Persistent haze over more than two months due to forest fires in Sumatra and in Indonesian Borneo are not only disrupting travel and tourism in Brunei, Indonesia, Malaysia and Singapore but are also affecting the health of half a million people in the region.
Every year, the same nightmare occurs in the Western part of ASEAN. Fires set up by individuals and companies to clear up forests to make way for mostly palm oil concessions plunge Indonesia as well as neighbouring Brunei, Malaysia, Singapore and even Southern Thailand into a thick haze. Cambodia, the Philippines and Vietnam have also been partially affected.
For thousands of years, slash-and-burn agriculture has been the way in Asia to renew agriculture production. However, it has reached an unknown dimension today due to industrial-scale deforestation at an unprecedented level.
Indonesia is the world’s largest palm oil producer and this title unfortunately translates into toxic clouds, smoke and extremely poor visibility. Consequently it causes havoc every year with schools being closed, hospitals filled with sick people, flights being interrupted and events cancelled. Kuala Lumpur marathon has been cancelled while the first day of the 2015 FINA Swimming World Cup had to be cancelled in Singapore. Back to 2013, fires in Riau province in Indonesia caused Singapore’s worst air pollution on record in history.
The haze is not only affecting travel and tourism but also the environment. The disappearance of the rainforest in Kalimantan and Sumatra is a threat to endemic species such as the Orang Utan. Animals are fleeing the suffocating atmosphere causing further damage to an already fragile eco-system.
Health of the population has been already at stake with experts estimating that some 500,000 people are affected this year by respiratory infections due to the haze while 43 million are inhaling toxic smoke. Some now labels the haze a “crime against humanity”.
2015 might be remembered as one of the worst years ever for haze due to an exceptionally dry season due to the El Nino phenomenon. The Pollutant Standard Index reached on some days 2,000 and hit even a record high of 3,300in Central Kalimantan on October 24. A Pollutant Standard Index of 300 is already considered as hazardous!
Six Indonesian provinces have declared a State of Emergency while Malaysia in September closed schools in Kuala Lumpur and neighbouring states around the capital. Malaysia sent in September cloud-seeding aircraft to trigger rain over Kuala Lumpur and Sarawak in Malaysian Borneo.
The worrying situation was highlighted during the meeting of ASEAN Environment Ministers on Thursday (Oct 29) in Hanoi. They expressed their concern over the “unprecedented severity and geographical spread” of the recent smoke haze affecting the region and expressed sympathy to the millions of people affected by the haze.

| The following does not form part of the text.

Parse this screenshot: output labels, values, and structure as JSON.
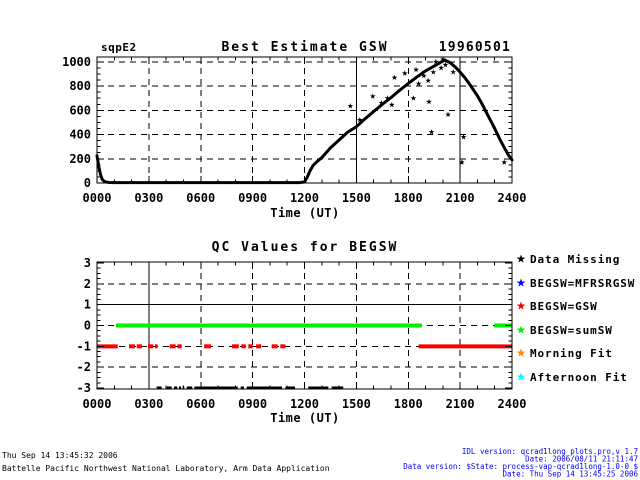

The Ministers reaffirmed the importance of the ASEAN Agreement on Transboundary Haze Pollution, and agreed to step up cooperation to effectively implement this in its entirety. “The Ministers are committed to develop an ASEAN Haze-Free Roadmap which is an action-oriented and time-bound framework for ASEAN Member States to achieve the vision of Haze-Free ASEAN by 2020,” they stated in a release.
So far, efforts done by the government to control the situation and put a halt to criminal fires activities did not have an effect. A moratorium on concessions for palm oil companies has been declared by Indonesian President Joko Widodo as already close to six million ha of lands have been attributed. Environment reports suggests that 85% of Indonesia’s greenhouse gas emissions stem today from land-use activities.
As 2015 persistent drought made the situation worse in Kalimantan and Sumatra, the Indonesian President sent 22,000 soldiers and 30 aircraft to fight fires while financial and material help has been provided by Malaysia, Singapore and Japan. The ASEAN initiative for a Haze Free ASEAN by 2020 is excellent news. But how far can it be implemented, especially as information and prevention campaigns are almost non-existent, particularly in Indonesia. A local journalist in fact was wondering why there has been no national campaign to highlight the danger and prevent fires to spread again in Borneo and Sumatra.
ASEAN Environments Ministers recognised the need for ASEAN Member States to revisit their respective national plan of action in order to effectively address the land and forest fires that cause haze in the region- a diplomatic statement which underlines the inefficiency of the current system.
The damage seems irreversible as it has consequences for human life, environment, travel and tourism and local economies. Indonesia estimates that haze will cost the country some US$30 billion to mitigate just for 2015. Not to talk about the damage done to the image of Indonesia and the entire region. Who would like indeed to come to a region where his or her health could be at stake during three to four months every year?